Prédio onde ocorreu o incêndio |
Hoje, véspera de Natal, me dei ao luxo de tomar trem, e andar um cadinho debaixo do sol quente do verão paulistano, para ver a quantas estava a comunidade do Moinho. Há dois dias, ela foi vitimada por um incêndio, cujo saldo, até o presente momento, é de duas vítimas fatais, algumas dezenas de feridos, quase 40% das casas destruídas e mais de 400 famílias afetadas direta ou indiretamente (mais da metade das mais de 700 ali residentes).
Postos de Doação |
Nem o Prefeito, tampouco sua Secretaria de Habitação, se pronunciaram sobre o ocorrido até a manhã de hoje - embora a assistência imediata esteja sendo realizada de forma razoavelmente regular. A comunidade, com um histórico relativamente grande de lutas e resistência, se mostra profundamente organizada no gerenciamento das medidas de emergência. As doações, que estão sendo realizadas tanto na favela quanto ao seu lado (na Alameda Eduardo Prado, n.108), seguem a todo vapor, sob o impacto da data e da divulgação da mídia, mas todo empenho e boa vontade é preciso agora, porque passado o choque, a questão tende novamente ao esquecimento, logo, a carência de provisões é um problema imediato.
De fato, Leonardo Sakamoto tem razão quando aponta que os problemas do Moinho vão muito além do incêndio que, por pouco, não lhe apagou do mapa. Há um inegável interesse higienista da atual administração em despejar os moradores de lá - que só aumentaram desde que a gestão Kassab iniciou sua política de expulsão dos pobres do centro.

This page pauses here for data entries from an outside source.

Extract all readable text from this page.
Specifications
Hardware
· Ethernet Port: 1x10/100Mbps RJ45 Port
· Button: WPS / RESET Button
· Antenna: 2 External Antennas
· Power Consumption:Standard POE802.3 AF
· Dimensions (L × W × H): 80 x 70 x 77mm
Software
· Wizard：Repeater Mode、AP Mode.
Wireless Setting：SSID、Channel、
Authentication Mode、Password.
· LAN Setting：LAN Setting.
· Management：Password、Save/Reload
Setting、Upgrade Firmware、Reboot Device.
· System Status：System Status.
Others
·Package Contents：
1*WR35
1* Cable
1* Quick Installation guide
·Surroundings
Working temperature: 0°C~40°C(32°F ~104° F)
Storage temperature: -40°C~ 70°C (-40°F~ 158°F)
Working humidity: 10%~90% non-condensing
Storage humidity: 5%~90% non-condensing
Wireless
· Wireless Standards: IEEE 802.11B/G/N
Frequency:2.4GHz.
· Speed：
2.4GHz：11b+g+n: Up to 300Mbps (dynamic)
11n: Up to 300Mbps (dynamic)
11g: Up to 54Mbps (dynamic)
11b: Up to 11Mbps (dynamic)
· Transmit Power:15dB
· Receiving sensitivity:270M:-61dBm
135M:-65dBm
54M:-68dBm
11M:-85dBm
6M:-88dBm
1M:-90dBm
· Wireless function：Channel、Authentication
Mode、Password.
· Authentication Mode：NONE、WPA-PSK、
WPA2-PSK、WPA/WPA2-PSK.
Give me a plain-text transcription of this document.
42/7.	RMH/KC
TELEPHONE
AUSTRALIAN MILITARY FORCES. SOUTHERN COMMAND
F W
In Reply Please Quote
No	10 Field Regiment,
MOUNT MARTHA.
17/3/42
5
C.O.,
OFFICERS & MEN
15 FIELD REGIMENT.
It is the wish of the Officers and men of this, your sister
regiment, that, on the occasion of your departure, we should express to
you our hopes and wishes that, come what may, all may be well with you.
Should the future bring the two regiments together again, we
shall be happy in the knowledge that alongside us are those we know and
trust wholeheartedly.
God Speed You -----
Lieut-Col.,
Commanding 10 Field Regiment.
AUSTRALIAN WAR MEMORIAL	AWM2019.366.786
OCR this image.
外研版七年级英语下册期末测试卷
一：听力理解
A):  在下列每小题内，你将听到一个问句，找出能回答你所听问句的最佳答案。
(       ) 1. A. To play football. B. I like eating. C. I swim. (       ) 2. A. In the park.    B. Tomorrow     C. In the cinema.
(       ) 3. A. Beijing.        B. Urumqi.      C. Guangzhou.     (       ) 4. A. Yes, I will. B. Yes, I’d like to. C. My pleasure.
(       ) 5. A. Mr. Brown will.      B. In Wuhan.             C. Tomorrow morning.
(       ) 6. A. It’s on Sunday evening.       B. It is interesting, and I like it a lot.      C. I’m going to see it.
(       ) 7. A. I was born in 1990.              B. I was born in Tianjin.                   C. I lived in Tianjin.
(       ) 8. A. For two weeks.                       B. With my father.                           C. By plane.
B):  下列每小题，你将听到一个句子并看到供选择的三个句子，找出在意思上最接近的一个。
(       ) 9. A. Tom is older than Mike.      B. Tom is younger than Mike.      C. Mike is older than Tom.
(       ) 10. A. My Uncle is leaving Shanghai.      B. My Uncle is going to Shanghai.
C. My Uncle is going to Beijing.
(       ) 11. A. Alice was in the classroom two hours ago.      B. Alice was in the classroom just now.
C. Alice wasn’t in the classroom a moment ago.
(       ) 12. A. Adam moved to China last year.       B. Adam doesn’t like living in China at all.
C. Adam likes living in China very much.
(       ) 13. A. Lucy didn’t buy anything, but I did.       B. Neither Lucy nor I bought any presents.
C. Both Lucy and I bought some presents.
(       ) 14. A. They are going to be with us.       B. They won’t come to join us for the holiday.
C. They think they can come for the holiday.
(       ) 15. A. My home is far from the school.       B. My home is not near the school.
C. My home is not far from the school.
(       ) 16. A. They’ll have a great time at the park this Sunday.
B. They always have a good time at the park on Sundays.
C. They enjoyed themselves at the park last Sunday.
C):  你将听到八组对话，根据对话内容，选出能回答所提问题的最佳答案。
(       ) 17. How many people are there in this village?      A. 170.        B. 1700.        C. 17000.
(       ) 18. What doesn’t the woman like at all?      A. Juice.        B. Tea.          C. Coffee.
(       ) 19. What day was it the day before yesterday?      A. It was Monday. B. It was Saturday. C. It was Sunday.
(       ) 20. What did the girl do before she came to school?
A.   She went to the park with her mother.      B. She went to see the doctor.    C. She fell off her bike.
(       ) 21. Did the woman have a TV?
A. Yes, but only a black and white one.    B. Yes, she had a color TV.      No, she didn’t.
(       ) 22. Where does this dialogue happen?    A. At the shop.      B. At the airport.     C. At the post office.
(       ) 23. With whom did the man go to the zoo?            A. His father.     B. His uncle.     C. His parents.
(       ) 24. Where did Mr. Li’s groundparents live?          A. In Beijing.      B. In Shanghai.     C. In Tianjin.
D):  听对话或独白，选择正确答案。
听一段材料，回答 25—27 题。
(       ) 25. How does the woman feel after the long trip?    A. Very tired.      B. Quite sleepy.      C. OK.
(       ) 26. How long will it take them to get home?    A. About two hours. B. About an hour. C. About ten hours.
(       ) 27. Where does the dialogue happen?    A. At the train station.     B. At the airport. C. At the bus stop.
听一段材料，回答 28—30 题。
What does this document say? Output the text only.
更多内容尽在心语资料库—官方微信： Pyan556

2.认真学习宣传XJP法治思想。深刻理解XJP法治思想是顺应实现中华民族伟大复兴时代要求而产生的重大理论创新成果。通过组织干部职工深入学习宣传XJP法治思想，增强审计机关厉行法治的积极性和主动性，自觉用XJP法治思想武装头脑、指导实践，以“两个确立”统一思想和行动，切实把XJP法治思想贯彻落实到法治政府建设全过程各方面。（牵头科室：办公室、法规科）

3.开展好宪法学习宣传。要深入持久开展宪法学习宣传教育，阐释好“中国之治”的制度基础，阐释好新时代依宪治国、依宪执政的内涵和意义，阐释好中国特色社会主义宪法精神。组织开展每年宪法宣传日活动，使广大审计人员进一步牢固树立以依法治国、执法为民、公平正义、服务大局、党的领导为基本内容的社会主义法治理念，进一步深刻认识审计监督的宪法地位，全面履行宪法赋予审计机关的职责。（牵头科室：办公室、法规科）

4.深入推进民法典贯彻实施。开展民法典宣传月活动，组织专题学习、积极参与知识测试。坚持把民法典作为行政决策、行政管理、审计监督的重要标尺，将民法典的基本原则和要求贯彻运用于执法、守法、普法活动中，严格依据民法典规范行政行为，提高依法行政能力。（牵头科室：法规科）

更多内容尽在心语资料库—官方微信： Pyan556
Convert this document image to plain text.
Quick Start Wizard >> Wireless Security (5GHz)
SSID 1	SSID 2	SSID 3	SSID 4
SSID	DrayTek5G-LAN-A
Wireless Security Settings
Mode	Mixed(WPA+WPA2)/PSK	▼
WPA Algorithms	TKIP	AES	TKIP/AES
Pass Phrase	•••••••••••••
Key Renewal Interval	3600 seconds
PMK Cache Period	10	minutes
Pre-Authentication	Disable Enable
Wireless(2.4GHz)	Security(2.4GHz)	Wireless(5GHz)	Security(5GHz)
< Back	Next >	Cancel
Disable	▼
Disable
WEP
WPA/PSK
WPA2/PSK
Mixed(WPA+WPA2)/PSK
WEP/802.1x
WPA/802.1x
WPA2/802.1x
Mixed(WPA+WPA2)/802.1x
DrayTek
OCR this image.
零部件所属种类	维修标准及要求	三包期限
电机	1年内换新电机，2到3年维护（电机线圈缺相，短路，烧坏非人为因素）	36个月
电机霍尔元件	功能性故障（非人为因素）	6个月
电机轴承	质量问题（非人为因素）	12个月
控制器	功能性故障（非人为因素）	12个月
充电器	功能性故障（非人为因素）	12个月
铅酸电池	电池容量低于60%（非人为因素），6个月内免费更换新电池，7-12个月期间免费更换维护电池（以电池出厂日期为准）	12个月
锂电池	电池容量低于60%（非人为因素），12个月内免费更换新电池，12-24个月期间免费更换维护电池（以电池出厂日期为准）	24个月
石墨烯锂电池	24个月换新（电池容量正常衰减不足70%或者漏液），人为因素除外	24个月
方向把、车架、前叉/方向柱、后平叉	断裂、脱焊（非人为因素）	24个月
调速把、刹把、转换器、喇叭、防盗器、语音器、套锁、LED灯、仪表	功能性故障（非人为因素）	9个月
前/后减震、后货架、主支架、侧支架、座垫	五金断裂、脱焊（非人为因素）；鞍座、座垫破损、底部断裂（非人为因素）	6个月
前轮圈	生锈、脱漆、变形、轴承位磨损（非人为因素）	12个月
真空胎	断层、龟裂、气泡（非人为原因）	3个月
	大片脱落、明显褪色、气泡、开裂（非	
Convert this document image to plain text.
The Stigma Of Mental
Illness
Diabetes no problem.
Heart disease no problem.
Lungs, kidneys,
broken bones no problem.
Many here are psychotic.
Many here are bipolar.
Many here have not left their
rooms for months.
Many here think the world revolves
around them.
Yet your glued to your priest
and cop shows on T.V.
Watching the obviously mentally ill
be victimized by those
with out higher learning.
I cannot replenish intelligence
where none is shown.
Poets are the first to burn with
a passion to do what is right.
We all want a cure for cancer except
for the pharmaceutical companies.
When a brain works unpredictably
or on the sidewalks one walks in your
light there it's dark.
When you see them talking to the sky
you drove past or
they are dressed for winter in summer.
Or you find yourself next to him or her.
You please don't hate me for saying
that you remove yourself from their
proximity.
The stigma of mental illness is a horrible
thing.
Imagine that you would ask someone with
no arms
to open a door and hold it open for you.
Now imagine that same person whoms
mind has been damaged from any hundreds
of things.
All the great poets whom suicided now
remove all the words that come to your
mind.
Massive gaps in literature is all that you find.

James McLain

Mas também há uma série de outras questões que vão desde ações envolvendo a Companhia Paulista de Trens Metropolitanos (CPTM) - que tem duas linhas suas passando por dentro do Moinho - até a ação de anulação do leilão mediante o qual a empresa proprietária do terreno, genericamente citada pelo Sakamoto, adquiriu o terreno da União.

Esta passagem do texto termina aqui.